American actor (1881–1950)

Robert Howard Ober (May 10, 1881 – December 7, 1950) was an American stage and silent-screen actor.

==Early life==
Robert Howard Ober was born on May 10, 1881, in Bunker Hill, Illinois, to parents Robert Howard Ober Sr. and Joella W. Ober (née Davis). He attended Divoll grade school in St. Louis, Missouri. He graduated from Washington University in St. Louis.

==Career==
Ober started his theater career in St. Louis, Missouri at the Century Theatre. His first stage appearance was with the Colonel Hopkins Stock Company in the play In Mizzoura. He also played in My Friend from India and Arizona. He went on tour in the production of Madame X. He then performed with the Harry Davis Company in Pittsburgh, Pennsylvania, and then moved to New York City.

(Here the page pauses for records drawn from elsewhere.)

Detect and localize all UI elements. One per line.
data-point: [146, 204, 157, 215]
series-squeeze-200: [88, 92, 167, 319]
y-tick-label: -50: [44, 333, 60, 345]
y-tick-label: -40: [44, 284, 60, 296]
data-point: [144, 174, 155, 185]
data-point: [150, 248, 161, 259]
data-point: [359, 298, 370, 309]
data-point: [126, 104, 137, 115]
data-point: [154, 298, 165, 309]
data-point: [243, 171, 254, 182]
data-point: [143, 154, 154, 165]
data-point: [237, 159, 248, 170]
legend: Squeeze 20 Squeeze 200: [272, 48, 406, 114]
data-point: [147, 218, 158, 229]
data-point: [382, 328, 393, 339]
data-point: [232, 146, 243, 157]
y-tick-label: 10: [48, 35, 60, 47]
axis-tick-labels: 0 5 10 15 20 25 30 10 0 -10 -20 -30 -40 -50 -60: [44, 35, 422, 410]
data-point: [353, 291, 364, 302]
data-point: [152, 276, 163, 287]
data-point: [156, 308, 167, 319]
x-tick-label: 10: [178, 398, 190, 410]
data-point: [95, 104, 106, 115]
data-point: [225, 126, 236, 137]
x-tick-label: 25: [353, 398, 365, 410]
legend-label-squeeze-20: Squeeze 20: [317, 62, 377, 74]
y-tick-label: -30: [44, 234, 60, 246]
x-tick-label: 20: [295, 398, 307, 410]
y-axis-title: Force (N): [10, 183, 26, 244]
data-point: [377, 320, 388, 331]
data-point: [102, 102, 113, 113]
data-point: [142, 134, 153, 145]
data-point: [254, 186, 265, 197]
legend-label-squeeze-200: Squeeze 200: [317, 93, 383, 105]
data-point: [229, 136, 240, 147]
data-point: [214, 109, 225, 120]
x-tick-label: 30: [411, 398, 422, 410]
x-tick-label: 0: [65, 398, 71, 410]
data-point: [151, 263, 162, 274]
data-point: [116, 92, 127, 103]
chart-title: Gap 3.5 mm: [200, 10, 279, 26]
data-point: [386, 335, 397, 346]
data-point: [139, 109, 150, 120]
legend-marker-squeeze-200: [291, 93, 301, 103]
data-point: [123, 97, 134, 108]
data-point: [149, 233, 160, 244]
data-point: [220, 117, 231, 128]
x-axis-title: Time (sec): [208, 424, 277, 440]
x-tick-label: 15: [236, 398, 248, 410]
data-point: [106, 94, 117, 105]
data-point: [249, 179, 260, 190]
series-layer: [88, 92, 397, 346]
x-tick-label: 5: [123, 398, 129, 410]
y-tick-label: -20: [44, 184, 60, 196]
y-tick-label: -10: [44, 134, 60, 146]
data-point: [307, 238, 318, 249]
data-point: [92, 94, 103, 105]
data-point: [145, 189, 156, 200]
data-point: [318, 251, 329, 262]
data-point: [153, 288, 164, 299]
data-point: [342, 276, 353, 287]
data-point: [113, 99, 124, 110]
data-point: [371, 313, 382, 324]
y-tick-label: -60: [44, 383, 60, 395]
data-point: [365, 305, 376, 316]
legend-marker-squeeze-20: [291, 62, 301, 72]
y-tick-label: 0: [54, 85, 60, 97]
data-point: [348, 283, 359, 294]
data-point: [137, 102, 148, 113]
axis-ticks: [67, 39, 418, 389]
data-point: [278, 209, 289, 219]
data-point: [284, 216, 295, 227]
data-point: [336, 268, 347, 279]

Ober appeared in The Little Gray Lady, Gallops, Brewster's Millions and Ready Money. He appeared with Fay Templeton in Forty-five Minutes from Broadway. He also appeared with Arnold Daly in You Can Never Tell and, in 1917, with Madge Kennedy in Fair and Warmer. He also appeared in You Can't Take It With You. He appeared in Maude Fulton's play The Humming Bird. He also appeared in early motion pictures.

==Filmography==
Ober acted in the following films:
- Introduce Me (1925)
- Time, the Comedian (1925)
- Souls for Sables (1925)
- The Big Parade (1925)
- The Mystic (1925)
- Butterflies in the Rain (1926)
- The Idle Rich (1929)

==Personal life==
Ober first married actress and lyricist Ruth Boyd in 1917. They divorced in 1919. He later married playwright and actress Maude Fulton in 1920. They divorced in 1926. He then married actress Mabel Taliaferro.

Ober died on December 7, 1950, at the age of 69, at Lenox Hill Hospital in New York City.